第6章 1864年ー文久四年・元治元年ー【中期】
薩摩藩のお偉いさん?藩士達からは一目置かれているようだったけれど。
うーん?違う気がする。
変な人だったな…。
殺気ではないけれど、変な空気。
あと…なんかひっかかる。なんだろう?
夢主(姉)は去って行った男の背を見えなくなるまで見ていた。
その後、その男のその姿を追いかけたのだが、見つけられなかった。
薩摩の上層部の様子を斎藤に報告しようと戻る途中、なんとなくあの変な空気に触れた気がして、辺りを見回す。

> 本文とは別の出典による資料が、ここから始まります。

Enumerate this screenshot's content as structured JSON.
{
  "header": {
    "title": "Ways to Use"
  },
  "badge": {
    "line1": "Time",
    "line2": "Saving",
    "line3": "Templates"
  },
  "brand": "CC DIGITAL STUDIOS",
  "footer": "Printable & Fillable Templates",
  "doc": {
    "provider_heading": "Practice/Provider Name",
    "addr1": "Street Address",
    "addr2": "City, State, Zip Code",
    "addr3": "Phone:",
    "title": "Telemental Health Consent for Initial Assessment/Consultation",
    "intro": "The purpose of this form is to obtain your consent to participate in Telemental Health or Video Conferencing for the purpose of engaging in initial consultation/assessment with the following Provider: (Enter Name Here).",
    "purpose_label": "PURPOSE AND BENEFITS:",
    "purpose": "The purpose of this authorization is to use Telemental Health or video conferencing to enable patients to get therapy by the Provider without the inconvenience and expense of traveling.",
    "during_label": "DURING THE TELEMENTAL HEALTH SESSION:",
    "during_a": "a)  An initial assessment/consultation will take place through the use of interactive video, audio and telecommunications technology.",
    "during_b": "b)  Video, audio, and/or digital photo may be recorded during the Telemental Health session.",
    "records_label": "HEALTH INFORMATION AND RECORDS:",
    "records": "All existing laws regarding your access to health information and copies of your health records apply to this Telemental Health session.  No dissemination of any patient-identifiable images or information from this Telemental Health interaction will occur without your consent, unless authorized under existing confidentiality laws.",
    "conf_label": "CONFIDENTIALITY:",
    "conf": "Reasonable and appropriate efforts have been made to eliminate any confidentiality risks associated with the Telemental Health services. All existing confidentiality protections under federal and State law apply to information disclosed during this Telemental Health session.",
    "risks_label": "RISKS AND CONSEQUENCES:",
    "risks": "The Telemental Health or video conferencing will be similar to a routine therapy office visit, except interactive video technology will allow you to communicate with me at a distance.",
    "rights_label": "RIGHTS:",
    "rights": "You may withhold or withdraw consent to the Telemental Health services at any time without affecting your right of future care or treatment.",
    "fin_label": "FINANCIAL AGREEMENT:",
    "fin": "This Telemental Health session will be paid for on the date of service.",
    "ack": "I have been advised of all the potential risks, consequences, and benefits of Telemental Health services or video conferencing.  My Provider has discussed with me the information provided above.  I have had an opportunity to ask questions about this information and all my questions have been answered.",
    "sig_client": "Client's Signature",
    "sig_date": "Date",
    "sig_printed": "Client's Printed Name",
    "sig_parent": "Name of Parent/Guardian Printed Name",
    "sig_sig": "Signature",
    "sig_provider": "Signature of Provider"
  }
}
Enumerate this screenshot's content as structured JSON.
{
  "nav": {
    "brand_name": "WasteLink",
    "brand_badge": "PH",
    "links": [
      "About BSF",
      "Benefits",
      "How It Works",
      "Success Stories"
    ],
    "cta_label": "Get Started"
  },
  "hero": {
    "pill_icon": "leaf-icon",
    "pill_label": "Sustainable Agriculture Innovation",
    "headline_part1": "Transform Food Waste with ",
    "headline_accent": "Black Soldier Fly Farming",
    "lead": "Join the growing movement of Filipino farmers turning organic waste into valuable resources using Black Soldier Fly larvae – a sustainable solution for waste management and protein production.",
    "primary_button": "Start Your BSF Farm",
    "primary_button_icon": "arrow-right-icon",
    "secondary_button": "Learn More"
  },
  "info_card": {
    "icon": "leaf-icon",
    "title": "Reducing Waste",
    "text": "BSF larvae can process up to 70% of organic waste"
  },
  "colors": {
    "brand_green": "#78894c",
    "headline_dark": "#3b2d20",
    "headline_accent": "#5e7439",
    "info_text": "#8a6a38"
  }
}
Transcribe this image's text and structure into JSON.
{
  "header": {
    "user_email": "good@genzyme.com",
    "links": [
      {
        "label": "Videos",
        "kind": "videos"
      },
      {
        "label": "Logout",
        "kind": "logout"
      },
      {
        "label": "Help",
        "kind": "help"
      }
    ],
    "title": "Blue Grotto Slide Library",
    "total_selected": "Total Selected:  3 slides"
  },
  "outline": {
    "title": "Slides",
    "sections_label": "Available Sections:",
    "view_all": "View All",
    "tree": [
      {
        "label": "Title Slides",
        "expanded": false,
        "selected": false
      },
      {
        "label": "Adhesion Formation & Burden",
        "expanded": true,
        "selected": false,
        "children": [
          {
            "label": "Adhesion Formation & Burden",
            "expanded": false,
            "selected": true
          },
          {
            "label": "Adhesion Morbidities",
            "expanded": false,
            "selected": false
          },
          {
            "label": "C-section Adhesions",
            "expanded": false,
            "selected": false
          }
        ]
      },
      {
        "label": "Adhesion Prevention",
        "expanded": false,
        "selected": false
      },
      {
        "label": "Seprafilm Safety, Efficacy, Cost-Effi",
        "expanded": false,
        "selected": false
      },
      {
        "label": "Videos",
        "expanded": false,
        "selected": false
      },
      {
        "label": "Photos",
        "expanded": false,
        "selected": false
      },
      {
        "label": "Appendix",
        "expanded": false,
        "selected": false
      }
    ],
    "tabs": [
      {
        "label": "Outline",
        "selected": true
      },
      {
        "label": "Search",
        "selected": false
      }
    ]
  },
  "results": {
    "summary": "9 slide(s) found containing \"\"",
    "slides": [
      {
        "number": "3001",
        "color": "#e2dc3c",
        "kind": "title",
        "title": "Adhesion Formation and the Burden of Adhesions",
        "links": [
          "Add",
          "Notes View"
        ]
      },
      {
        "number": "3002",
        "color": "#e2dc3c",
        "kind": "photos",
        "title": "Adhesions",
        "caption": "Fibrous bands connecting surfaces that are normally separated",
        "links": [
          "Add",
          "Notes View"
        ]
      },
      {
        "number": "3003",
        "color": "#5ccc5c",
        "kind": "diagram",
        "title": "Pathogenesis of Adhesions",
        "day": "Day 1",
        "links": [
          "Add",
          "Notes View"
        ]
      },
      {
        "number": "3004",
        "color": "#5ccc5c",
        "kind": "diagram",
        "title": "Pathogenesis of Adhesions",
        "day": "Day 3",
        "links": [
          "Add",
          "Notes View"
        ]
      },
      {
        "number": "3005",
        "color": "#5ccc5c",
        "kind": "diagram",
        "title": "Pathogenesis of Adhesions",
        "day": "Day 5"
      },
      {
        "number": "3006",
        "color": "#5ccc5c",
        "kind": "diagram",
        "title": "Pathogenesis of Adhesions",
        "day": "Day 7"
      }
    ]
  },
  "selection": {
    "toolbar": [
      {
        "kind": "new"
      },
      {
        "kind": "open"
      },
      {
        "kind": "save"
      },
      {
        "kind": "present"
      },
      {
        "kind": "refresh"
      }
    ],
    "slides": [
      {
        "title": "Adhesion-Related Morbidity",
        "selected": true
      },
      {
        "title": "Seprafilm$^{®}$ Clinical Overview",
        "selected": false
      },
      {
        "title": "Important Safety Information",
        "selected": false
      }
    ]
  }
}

それから少し、あの「天霧」と名乗った男を捜したが、姿を見ることができなかった。
ここにいると思ったのに…
ふぅ、とひとつ息をこぼして、踵を返した夢主(姉)の背後に、あの妙な空気が現れた。
「お嬢さん。あまり余計な詮索をしない方が賢明かと。」
さすがの夢主(姉)も、背筋が凍った。
「貴女にはいずれまた。」
額から嫌な汗が一筋流れるのがわかる。
詮索をしていた事がばれた事…そしてあの空気が自分に向けられた事がとてつもなく怖かった。
固まったまま、背後を振り返る事が出来い夢主(姉)に、
「貴女には危害は加えません。」
そう言って、天霧という男は去っていく。
何で?いずれまたって何?
夢主(姉)は、背後にあった緊張が無くなってからも、しばらく動く事が出来なかった。